At the Mesquite City Council meeting Aug. 23 Councilman Kraig Hafen challenged Teamsters Local #14 Vice President/Director of Operations Grant Davis to hold public hearings in an ongoing contract dispute. Davis at first accepted the offer and then walked it back saying “I’ll speak with the [union] Secretary/Treasurer and get his opinion. You send me a formal request to do that.”

City Attorney Bob Sweetin did just that the next day sending a letter to Larry Griffith, Secretary-Treasurer of the Teamsters Aug. 24. Sweetin said “Mr. Davis expressed his agreement with the City Council that both sides would benefit from future negotiations being held in a public forum. Mr. Davis then stated that, although he did not have the authority to make that decision, a formal request could be made to you.

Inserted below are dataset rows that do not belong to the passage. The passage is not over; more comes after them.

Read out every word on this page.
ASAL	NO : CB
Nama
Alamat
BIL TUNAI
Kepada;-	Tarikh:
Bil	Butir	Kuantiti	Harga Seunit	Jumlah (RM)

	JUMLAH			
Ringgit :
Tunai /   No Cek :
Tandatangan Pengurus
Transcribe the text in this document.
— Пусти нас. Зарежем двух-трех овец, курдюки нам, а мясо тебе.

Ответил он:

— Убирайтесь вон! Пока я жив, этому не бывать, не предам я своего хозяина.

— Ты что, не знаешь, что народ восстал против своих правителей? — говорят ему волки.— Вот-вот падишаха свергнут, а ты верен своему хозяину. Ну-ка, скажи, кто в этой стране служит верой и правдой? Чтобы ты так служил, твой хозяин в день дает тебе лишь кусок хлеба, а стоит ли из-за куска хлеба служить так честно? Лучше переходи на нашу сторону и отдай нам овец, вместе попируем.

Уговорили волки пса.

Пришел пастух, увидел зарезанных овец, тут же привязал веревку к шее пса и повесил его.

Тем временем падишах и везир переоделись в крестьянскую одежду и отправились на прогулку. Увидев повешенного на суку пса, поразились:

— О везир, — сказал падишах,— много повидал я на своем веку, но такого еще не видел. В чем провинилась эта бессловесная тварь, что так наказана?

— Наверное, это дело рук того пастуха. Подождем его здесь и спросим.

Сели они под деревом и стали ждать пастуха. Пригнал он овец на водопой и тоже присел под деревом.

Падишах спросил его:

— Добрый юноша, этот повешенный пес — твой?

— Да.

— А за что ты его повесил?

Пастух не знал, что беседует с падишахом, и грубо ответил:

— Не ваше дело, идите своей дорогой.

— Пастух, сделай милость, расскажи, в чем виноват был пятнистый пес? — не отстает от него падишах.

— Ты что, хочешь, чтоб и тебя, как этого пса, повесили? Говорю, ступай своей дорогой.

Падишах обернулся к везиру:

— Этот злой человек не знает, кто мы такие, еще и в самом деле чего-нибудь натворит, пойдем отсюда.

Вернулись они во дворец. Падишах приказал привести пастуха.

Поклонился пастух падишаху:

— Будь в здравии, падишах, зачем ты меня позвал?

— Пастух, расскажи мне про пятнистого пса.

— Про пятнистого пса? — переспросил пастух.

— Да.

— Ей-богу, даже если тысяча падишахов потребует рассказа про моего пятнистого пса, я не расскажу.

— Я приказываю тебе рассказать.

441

“This letter serves as that formal request invited by Grant Davis to hold negotiations publicly. Based on the concerns expressed in Grant’s editorial published in the Mesquite Local News on Aug. 23, 2016, and his own agreement that holding negotiations publicly would be a good idea, it seems to be a win-win proposition.

“We look forward to your response, to getting the hard-working employees of the City of Mesquite the pay increases they deserve, and to bringing an expeditious close to this matter.”

Adam Levine, attorney for the Teamsters, responded to Sweetin’s letter on Aug. 31 saying “After reviewing the matter, Teamsters Local 14 must politely decline any offers to hold discussions related to any grievance(s) in a public forum. Labor policy is founded upon the principle ‘of encouraging private resolution of contractual labor disputes.’

“In my experience, attempting to hold grievance discussions, or even contract negotiations, in a public setting discourages candid discourse as one party or the other may be tempted to engage in grandstanding or otherwise pander to the audience. Where, as here, elected officials are involved, those concerns are magnified.”

Levine referenced spreadsheets that were included in the letter to the city containing calculations that show the amounts of raises the union says city employees are owed under a July 2013 collective bargaining agreement that includes a ‘me too’ clause. He suggested the city finance department “check the math.”

Those spreadsheets have not been made available to the Mesquite Local News yet.

Levine concluded his letter saying “We expect these raises to be processed and implemented as soon as reasonably possible. If you identify a bona fide calculation dispute, please be prepared to present us with your alternative calculations when we meet on September 14, 2016. If we do not have an agreement on the calculations by the conclusion of that meeting, we will invoke the Arbitrator’s reserved jurisdiction to have him determine the numbers.”

Levine was referring to a federal arbitrator who issued an order Aug. 10 after union contract talks broke down and both sides went into arbitration. The order said that “supervisors and non-supervisors be compensated an equitable and fair amount of additional pay equal to the amount of money received by police officers and firefighters between July 1, 2013 and June 30, 2016.”

The arbitrator’s order also said that “The assistance of accountants and other financial experts is encouraged if it is determined that this task is too difficult to implement without their assistance” in deciding exact amounts due each employee.

Negotiations between the union and city over the ‘me too’ contract clause began in March 2015 after police and firefighters received pay raises under separate agreements. Teamsters #14 officials argued those raises kicked in a provision that requires the city to award pay raises to rank-and-file city employees also.

Sweetin announced at the Aug. 23 council meeting that the city had made an offer to the union on Apr. 22, the Friday before arbitration was set to begin. An email obtained by the MLN between he and Davis appears to confirm both sides had reached an agreement. “Just spoke to Fred [Horvath] and I am glad to hear that it sounds like we may have been able to come to an agreement and avoid the arbitration,” Davis said in the email

“Mr. Horvath didn’t have authorization to make a deal,” Davis said at the council meeting. “He had authority to have conversations.”

“Your union made an offer and we made an agreement with Fred,” Sweetin said Aug. 23. “It was a 5 percent pay increase for all employees effective July 2016. All employees would have an opportunity to gain any lost pay increase. Every employee would receive a retro paycheck for 18 months based on a 5 percent pay increase. The current CBA would be extended an additional two years. Employees topped out would receive an additional 3 percent pay increase. That’s the deal Fred made with us. You sent me an email later that day that said ‘sounds like we have an agreement.’”

“We took it back and our membership said no,” Davis said. He conceded that the particular offer had probably not gone to the full membership but that a committee had decided on it. “But I don’t know that for a fact,” he said adding that he didn’t have all his notes with him.